Vroeger werd de gemiddelde prijs van koopwoningen vermeld. In 1996 schakelde de NVM over naar mediane verkoopprijzen. Daarmee haalde de NVM de invloed van extreem hoge en lage huizenprijzen uit het algemene cijfer: dat gaf een betrouwbaarder beeld van de prijsontwikkeling. De mediane prijs ligt meestal 5 à 10 procent lager dan de gemiddelde prijs.

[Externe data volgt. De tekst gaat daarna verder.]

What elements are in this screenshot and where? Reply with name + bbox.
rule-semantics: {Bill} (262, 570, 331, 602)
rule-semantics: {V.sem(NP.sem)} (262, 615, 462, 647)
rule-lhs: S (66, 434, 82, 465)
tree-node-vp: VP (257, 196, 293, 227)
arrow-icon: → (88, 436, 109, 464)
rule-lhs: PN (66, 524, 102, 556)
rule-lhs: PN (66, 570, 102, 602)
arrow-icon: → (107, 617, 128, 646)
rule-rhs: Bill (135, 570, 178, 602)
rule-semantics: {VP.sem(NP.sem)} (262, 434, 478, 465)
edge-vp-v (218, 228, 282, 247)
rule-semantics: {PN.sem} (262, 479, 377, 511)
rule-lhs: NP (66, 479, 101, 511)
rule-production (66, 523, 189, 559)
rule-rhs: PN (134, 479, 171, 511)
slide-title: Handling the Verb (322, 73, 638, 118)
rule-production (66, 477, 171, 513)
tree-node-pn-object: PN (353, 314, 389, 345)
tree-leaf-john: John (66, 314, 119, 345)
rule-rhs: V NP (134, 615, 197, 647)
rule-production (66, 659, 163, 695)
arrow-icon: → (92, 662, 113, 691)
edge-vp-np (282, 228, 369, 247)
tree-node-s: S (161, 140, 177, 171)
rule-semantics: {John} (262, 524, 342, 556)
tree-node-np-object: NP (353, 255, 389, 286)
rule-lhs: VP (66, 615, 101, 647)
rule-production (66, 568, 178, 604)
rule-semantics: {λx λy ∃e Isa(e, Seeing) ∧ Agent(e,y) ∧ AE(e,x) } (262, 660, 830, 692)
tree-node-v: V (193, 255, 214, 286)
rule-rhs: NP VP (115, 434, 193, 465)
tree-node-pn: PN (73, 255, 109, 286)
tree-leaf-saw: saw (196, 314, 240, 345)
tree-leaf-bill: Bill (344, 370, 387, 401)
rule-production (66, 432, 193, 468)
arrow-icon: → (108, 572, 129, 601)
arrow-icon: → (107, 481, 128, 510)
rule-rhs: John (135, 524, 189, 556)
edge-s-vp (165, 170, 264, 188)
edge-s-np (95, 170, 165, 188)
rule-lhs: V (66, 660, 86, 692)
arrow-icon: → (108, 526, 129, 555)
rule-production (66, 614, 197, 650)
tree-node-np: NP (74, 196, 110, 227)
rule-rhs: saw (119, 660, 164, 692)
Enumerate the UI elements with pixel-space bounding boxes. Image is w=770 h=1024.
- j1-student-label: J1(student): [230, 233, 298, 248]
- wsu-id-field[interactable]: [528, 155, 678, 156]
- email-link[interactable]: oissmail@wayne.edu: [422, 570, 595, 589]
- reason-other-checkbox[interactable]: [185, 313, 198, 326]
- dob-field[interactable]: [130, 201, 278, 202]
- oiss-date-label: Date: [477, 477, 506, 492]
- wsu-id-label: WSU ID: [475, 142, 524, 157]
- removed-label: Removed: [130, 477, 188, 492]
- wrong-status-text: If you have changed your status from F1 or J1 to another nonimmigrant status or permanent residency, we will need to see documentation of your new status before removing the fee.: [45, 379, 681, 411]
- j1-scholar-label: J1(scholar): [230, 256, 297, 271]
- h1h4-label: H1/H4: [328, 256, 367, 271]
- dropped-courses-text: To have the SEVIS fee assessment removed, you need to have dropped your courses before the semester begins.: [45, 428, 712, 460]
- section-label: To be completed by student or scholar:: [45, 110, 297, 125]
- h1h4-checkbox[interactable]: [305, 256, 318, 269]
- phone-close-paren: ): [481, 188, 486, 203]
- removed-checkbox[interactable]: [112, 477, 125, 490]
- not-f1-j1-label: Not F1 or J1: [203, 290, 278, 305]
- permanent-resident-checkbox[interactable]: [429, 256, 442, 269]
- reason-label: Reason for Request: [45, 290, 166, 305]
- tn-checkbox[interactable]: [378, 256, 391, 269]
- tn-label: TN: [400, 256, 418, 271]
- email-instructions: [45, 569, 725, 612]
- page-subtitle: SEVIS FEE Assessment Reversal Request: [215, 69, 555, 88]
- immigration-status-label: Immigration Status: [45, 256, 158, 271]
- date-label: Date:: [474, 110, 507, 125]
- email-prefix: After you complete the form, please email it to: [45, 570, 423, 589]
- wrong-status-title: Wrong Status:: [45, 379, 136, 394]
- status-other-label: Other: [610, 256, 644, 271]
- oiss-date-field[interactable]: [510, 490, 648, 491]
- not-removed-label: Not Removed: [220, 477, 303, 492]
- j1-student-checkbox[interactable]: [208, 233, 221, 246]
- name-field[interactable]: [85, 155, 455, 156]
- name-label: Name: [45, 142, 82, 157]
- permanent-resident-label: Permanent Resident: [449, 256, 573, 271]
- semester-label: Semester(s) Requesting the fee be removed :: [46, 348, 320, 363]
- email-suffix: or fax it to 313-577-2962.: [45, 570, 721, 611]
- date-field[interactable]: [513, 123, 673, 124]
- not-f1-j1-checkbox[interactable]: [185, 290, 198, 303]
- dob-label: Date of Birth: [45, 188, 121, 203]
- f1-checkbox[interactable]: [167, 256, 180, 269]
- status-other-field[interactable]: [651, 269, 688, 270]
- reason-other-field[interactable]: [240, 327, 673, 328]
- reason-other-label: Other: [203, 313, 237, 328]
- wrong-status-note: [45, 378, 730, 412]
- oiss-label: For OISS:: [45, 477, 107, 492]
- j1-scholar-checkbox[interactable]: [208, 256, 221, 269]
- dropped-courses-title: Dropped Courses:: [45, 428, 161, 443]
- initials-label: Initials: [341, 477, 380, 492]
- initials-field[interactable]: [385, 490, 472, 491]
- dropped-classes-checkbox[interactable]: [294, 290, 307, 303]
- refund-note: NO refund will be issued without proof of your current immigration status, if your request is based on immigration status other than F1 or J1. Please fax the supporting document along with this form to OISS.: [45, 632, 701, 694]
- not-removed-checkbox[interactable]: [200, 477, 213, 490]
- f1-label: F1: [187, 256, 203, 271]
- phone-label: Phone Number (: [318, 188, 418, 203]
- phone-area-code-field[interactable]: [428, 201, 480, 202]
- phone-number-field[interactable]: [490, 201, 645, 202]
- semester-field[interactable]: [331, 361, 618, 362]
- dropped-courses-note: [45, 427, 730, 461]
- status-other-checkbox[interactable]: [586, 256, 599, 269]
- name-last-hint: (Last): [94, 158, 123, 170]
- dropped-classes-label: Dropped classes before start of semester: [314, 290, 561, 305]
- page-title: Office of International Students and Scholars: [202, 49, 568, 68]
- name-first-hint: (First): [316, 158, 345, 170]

Vorig jaar schakelde de NVM over op een systeem waarbij niet meer jaren met elkaar worden vergeleken, maar kwartalen. Bijvoorbeeld het vierde kwartaal 2000 ten opzichte van het derde kwartaal 2000. Dat gebeurt niet op basis van normale (mediane) kwartaalcijfers, maar op basis van kwartaalcijfers die eerst zijn omgerekend ('geannualiseerd') naar jaarcijfers.

Overdreven
Een verviervoudiging van de stijging in één kwartaal geeft de stijging op jaarbasis. Door deze rekenmethode wordt een verandering in één van de kwartalen in feite opgeblazen. Het geannualiseerde cijfer geeft hierdoor een vertekend beeld van de feitelijke prijsontwikkeling. Op die manier geeft ook het geannualiseerde cijfer van het vierde kwartaal 2000 een overdreven beeld.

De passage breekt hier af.